David Grayson addressed a private meeting of the board of Belgium Business & Society about his book "Corporate
Responsibility Coalitions: The Past, Present and Future of Alliances for Sustainable Capitalism" on April 28th. His remarks and
the ensuing discussion were captured by a visual rapporteur. David Grayson will be heading to China ahead of the main
Cranfield Study Tour in June, to launch the Mandarin edition of the book, sponsored by Intel and produced in partnership with
a Chinese CR coalition WTO Tribune GoldenBee.
There is now a growing focus by academics and practitioners on concepts such as 'collective impact' (see Stanford Social
Innovation Review, FSG and the Collective Impact Forum); transformative partnerships (see UN Global Compact; McKinsey
papers); and Global Solution Networks. “Corporate Responsibility Coalitions” provides the only thorough historic review of the
business leadership networks that pioneered this approach, plus a forward-looking analysis on the role of collective business
impact in future.
RESPONSIBLE INNOVATION
Responsible Innovation, a project led by Dr Palie Smart, Doughty Centre Reader in Corporate Responsibility, seeks to
minimise unintended social and technological consequences by considering wider technological and societal implications in
early front-end innovation processes. Ten underlying themes related to responsible innovation have been identified in a
systematic literature review, which include a need to manage ethical rifts as well as unintended consequences in complex
environments, along with growing efforts to legitimize innovation processes and outcomes.

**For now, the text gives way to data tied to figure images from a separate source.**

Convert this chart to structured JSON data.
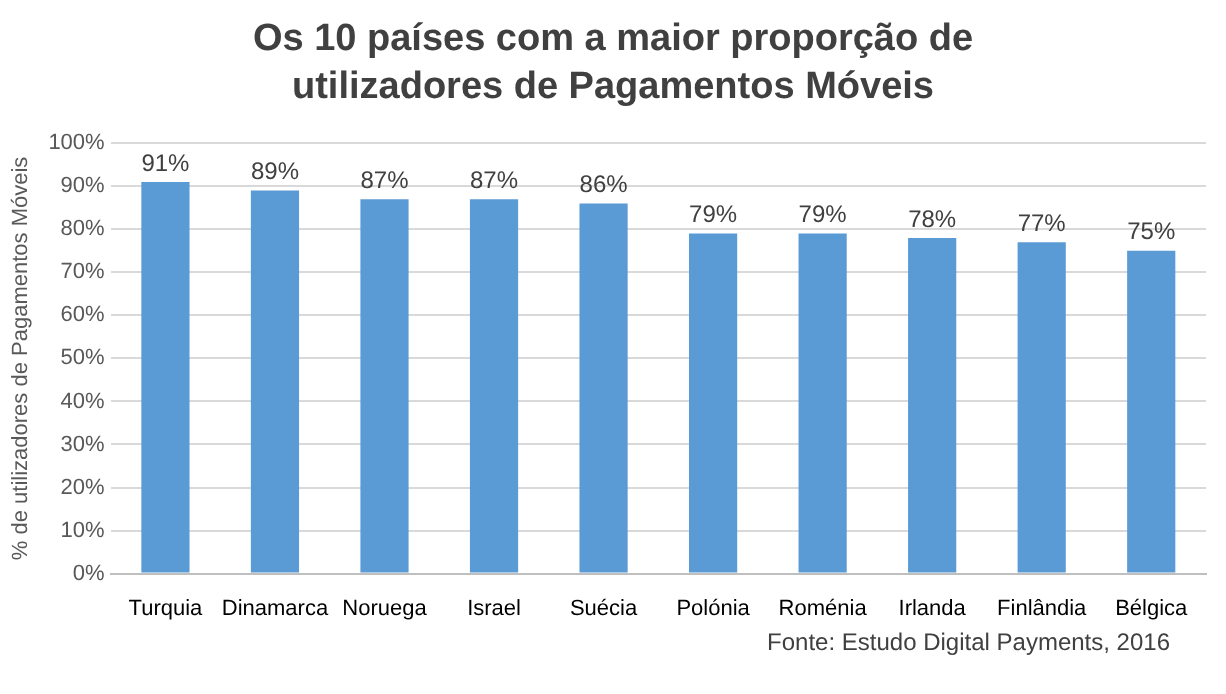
{
  "chart_data": {
    "type": "bar",
    "title": "Os 10 países com a maior proporção de utilizadores de Pagamentos Móveis",
    "ylabel": "% de utilizadores de Pagamentos Móveis",
    "categories": [
      "Turquia",
      "Dinamarca",
      "Noruega",
      "Israel",
      "Suécia",
      "Polónia",
      "Roménia",
      "Irlanda",
      "Finlândia",
      "Bélgica"
    ],
    "values": [
      91,
      89,
      87,
      87,
      86,
      79,
      79,
      78,
      77,
      75
    ],
    "value_labels": [
      "91%",
      "89%",
      "87%",
      "87%",
      "86%",
      "79%",
      "79%",
      "78%",
      "77%",
      "75%"
    ],
    "color": "#5b9bd5",
    "ylim": [
      0,
      100
    ],
    "yticks": [
      {
        "value": 0,
        "label": "0%"
      },
      {
        "value": 10,
        "label": "10%"
      },
      {
        "value": 20,
        "label": "20%"
      },
      {
        "value": 30,
        "label": "30%"
      },
      {
        "value": 40,
        "label": "40%"
      },
      {
        "value": 50,
        "label": "50%"
      },
      {
        "value": 60,
        "label": "60%"
      },
      {
        "value": 70,
        "label": "70%"
      },
      {
        "value": 80,
        "label": "80%"
      },
      {
        "value": 90,
        "label": "90%"
      },
      {
        "value": 100,
        "label": "100%"
      }
    ],
    "grid": "y",
    "annotations": [
      "Fonte: Estudo Digital Payments, 2016"
    ]
  }
}
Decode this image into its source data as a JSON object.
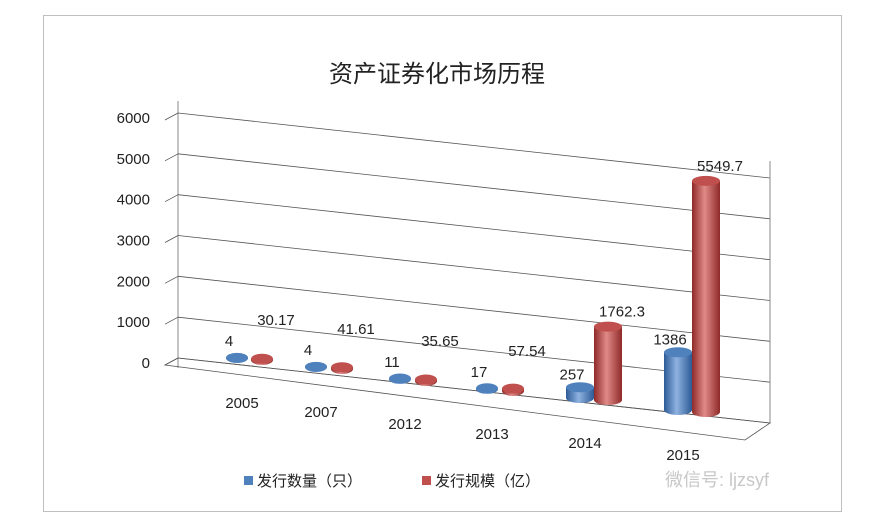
{
  "chart_data": {
    "type": "bar",
    "title": "资产证券化市场历程",
    "categories": [
      "2005",
      "2007",
      "2012",
      "2013",
      "2014",
      "2015"
    ],
    "series": [
      {
        "name": "发行数量（只）",
        "color": "#4f81bd",
        "values": [
          4,
          4,
          11,
          17,
          257,
          1386
        ]
      },
      {
        "name": "发行规模（亿）",
        "color": "#c0504d",
        "values": [
          30.17,
          41.61,
          35.65,
          57.54,
          1762.3,
          5549.7
        ]
      }
    ],
    "data_labels": [
      [
        "4",
        "4",
        "11",
        "17",
        "257",
        "1386"
      ],
      [
        "30.17",
        "41.61",
        "35.65",
        "57.54",
        "1762.3",
        "5549.7"
      ]
    ],
    "yticks": [
      "0",
      "1000",
      "2000",
      "3000",
      "4000",
      "5000",
      "6000"
    ],
    "ylim": [
      0,
      6000
    ],
    "grid": true,
    "legend_position": "bottom",
    "style": "3d-cylinder"
  },
  "watermark": "微信号: ljzsyf"
}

Managing innovation responsibly
requires that both the foundational societal and technological core premises and future implications are explored with a wider
stakeholder audience in order to ensure an ability to reflect, anticipate and respond to potential technological and societal
threats. The findings of this research project have been presented at the British Academy of Management conference at
Liverpool in September 2013. Moreover a quick guide has been developed in collaboration with the EPSRC Centre for
Industrial Sustainability to facilitate dissemination to an industrial audience.
PhD STEFAN HEMEL
Organizations seeking sustainability-led innovations are challenged with a need to discover innovative market offerings for
sustainable value creation. Moreover increasing legislative, regulative and societal pressures on corporations to ‘do no harm’
suggest a need to better manage environmental, social and economic impacts of innovations. Firms that explore
sustainability-led innovations beyond familiar grounds are found to be involved in a search of extra-organizational knowledge
in hybrid organizational forms that bring together seemingly paradoxical market and social ambitions as reflections of their
unique institutional origins, for mutual gain.
While such hybrid organizational forms offer innovation opportunities through juxtaposing and combining different
organizational logics, unintended consequences and value conflicts may arise owing to their institutional origins which hamper
innovation. This observation drives Doughty Centre doctoral student Stefan Hemel’s doctoral study which explores how such
emerging paradoxical tensions are reconciled during the search for sustainability-led innovations in different hybrid
organizational forms. The outcome of this research is an empirically informed conceptual model that supports organizations in
their endeavour to search for sustainability-led innovations. Practitioners are expected to benefit from different reconciliation
strategies which accelerate sustainability-led innovation.